Do you have any ideas?Maybe it is a test version of the code?
pvc_dir = os.path.join("yy", "exercise_1", self.args.architecture,
"resnet{}_ckpt".format(str(self.args.backbone)), "city_cvpr_final",
str(self.args.labeled_examples))
upload_checkpoint(local_path=self.checkpoint_dir, prefix=pvc_dir, checkpoint_filepath=ckpt_name)
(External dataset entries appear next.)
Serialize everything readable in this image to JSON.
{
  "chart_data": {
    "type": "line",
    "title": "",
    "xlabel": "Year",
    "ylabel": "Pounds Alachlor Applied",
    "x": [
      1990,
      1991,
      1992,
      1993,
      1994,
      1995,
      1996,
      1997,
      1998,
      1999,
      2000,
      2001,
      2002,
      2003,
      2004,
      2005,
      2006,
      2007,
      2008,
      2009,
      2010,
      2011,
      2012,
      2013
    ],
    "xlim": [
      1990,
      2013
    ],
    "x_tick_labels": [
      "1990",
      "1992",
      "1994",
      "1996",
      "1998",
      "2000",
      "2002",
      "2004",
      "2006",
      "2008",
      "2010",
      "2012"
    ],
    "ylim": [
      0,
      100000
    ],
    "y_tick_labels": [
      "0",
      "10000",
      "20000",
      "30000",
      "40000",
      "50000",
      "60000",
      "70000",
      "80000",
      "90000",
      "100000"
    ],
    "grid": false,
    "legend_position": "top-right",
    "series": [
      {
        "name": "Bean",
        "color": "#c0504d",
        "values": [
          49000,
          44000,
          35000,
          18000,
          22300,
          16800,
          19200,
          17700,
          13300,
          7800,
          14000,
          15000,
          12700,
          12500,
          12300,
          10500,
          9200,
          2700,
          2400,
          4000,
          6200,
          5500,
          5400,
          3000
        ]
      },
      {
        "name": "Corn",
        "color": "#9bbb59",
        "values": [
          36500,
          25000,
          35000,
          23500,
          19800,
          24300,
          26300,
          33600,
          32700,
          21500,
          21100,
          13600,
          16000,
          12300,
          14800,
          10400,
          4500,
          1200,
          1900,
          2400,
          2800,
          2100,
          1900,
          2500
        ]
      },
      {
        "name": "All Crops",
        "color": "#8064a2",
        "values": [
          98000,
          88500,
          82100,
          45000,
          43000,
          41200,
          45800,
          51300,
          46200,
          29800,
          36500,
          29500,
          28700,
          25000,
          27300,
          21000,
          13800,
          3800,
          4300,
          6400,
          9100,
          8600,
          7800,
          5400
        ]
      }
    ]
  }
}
self.logger.info("Uploading current ckpt: mIoU_{}_model.pth to {}".format(str(state['monitor_best']),
Sorry to bother you. I train with
bash ./scripts/train_city.sh -l 372 -g 4 -b 50
,but get error:I try to fix it but no effect.I want use GPU5,6,7,8,because GPU0123 is occupied.But when print availble_gpus,it's still [0, 1, 2, 3]. I can train model on VOC in same case. Do you have any ideas?